Quand le mandat de Sambi s’achève en 2011, le rêve continue. Rien n’est réalisé mais personne ne semble en tenir rigueur à « l’Ayatollah ». Quand vient le tour de l’île de Mohéli, le pharmacien Ikililou Dhoinine accède à la présidence avec le soutien de Sambi.

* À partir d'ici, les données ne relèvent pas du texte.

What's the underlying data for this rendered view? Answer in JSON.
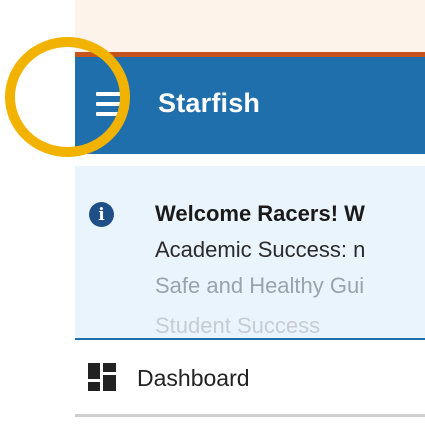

En 2016, c’est encore Sambi qui soutient le retour du grand comorien Azali Assoumani au palais de Beit Salaam. Pendant cette période, Ahmed Abdallah Sambi obtiendra, en toute discrétion, la nationalité française pour lui-même et sa famille.
Azali hué devant la mosquée
Deux ans plus tard, les choses se gâtent quand Azali Assoumani décide de freiner la présidence tournante par une nouvelle constitution doublant la durée de son mandat, et de supprimer la Cour Constitutionnelle d’un trait de plume, Sambi se fâche. Il revient aux Comores après six mois de séjour à l’étranger.
Les deux hommes se croiseront un vendredi soir de mai 2018 dans la grande mosquée de Moroni. Azali y sera hué par les partisans de Sambi.
Depuis lors, les ennuis de l’ « Ayatollah » commencent. Il est inculpé de « détournement », de « blanchiment » puis de « haute trahison ». Malade, Sambi sera placé en détention dans sa maison de Moroni, officiellement transformée en « annexe de la prison ».